Rain accumulation fix-up

ws.fix_accum_rain()
- Converts accumulated rain counters to event totals, handling rollovers and clamping negative noise to 0.

Quality control

ws.qc_range()       # plausible range flags → qc_<var>_range
ws.qc_spike()       # MAD-based spike flags → qc_<var>_spike
ws.qc_flatline()    # stuck-sensor flags   → qc_<var>_flatline
ws.qc_consistency() # cross-variable checks → qc_consistency + qc_any
- All checks are non-destructive; they add boolean qc_* columns without modifying original data. - See Quality Control for full details on each check.

Derived metrics

ws.derive(["dew_point", "vpd", "heat_index", "wind_chill"])
- Adds dew_point_c, vpd_kpa, heat_index_c, wind_chill_c when required source columns are present.

Resample and aggregate

ws.resample("1h", agg={...})
- Aggregates with sensible defaults (means for state variables and rain_rate_mmh, sum for rain_mm, max for gust_ms). - gap is propagated as True if any row in the window was a gap. - All qc_* columns are propagated with OR semantics — the output flag is True if any row in the window was flagged.
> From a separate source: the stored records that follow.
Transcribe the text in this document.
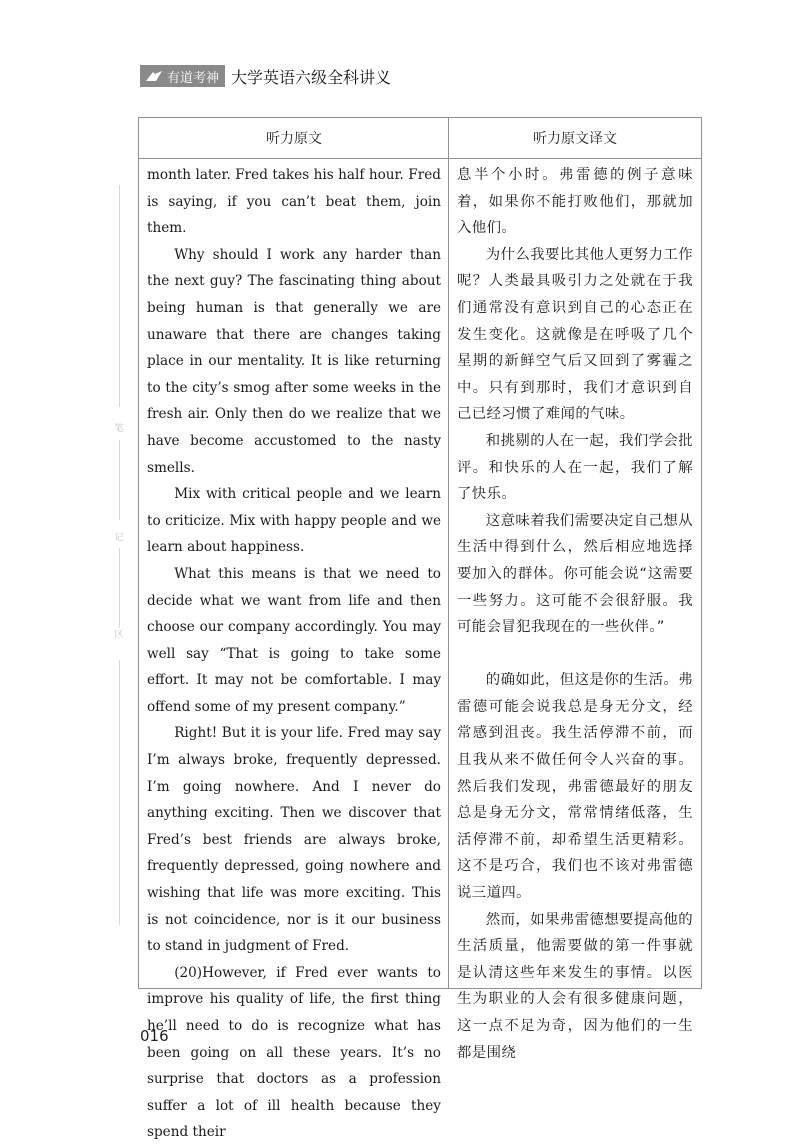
有道考神 大学英语六级全科讲义
笔
记
区
听力原文	听力原文译文

month later. Fred takes his half hour. Fred is saying, if you can’t beat them, join them.

Why should I work any harder than the next guy? The fascinating thing about being human is that generally we are unaware that there are changes taking place in our mentality. It is like returning to the city’s smog after some weeks in the fresh air. Only then do we realize that we have become accustomed to the nasty smells.

Mix with critical people and we learn to criticize. Mix with happy people and we learn about happiness.

What this means is that we need to decide what we want from life and then choose our company accordingly. You may well say “That is going to take some effort. It may not be comfortable. I may offend some of my present company.”

Right! But it is your life. Fred may say I’m always broke, frequently depressed. I’m going nowhere. And I never do anything exciting. Then we discover that Fred’s best friends are always broke, frequently depressed, going nowhere and wishing that life was more exciting. This is not coincidence, nor is it our business to stand in judgment of Fred.

(20)However, if Fred ever wants to improve his quality of life, the first thing he’ll need to do is recognize what has been going on all these years. It’s no surprise that doctors as a profession suffer a lot of ill health because they spend their

息半个小时。弗雷德的例子意味着，如果你不能打败他们，那就加入他们。

为什么我要比其他人更努力工作呢？人类最具吸引力之处就在于我们通常没有意识到自己的心态正在发生变化。这就像是在呼吸了几个星期的新鲜空气后又回到了雾霾之中。只有到那时，我们才意识到自己已经习惯了难闻的气味。

和挑剔的人在一起，我们学会批评。和快乐的人在一起，我们了解了快乐。

这意味着我们需要决定自己想从生活中得到什么，然后相应地选择要加入的群体。你可能会说“这需要一些努力。这可能不会很舒服。我可能会冒犯我现在的一些伙伴。”

的确如此，但这是你的生活。弗雷德可能会说我总是身无分文，经常感到沮丧。我生活停滞不前，而且我从来不做任何令人兴奋的事。然后我们发现，弗雷德最好的朋友总是身无分文，常常情绪低落，生活停滞不前，却希望生活更精彩。这不是巧合，我们也不该对弗雷德说三道四。

然而，如果弗雷德想要提高他的生活质量，他需要做的第一件事就是认清这些年来发生的事情。以医生为职业的人会有很多健康问题，这一点不足为奇，因为他们的一生都是围绕

016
Raises TypeError for qc_* columns with unsupported dtypes.

Wind-direction encoding

ws.encode_wind_direction(drop_original=False)
- Adds wdir_sin and wdir_cos from wdir_deg. - Keeps wdir_deg by default for auditability; pass drop_original=True to remove it.

Rolling features

ws.rolling_features(["temp_c", "wdir_sin", "wdir_cos"], [3, 6])
- Adds columns named like temp_c_roll3_mean, temp_c_roll3_std, temp_c_roll3_min, and temp_c_roll3_max. - Uses closed="left" by default, so each row is computed from previous observations only.

Calendar features

ws.calendar_features(cyclical=True)
- Adds hour, weekday, month and cyclical encodings (hour_sin/cos, doy_sin/cos).

Exogenous joins

ws.add_exogenous(exo_df)
- Joins additional covariates by UTC index.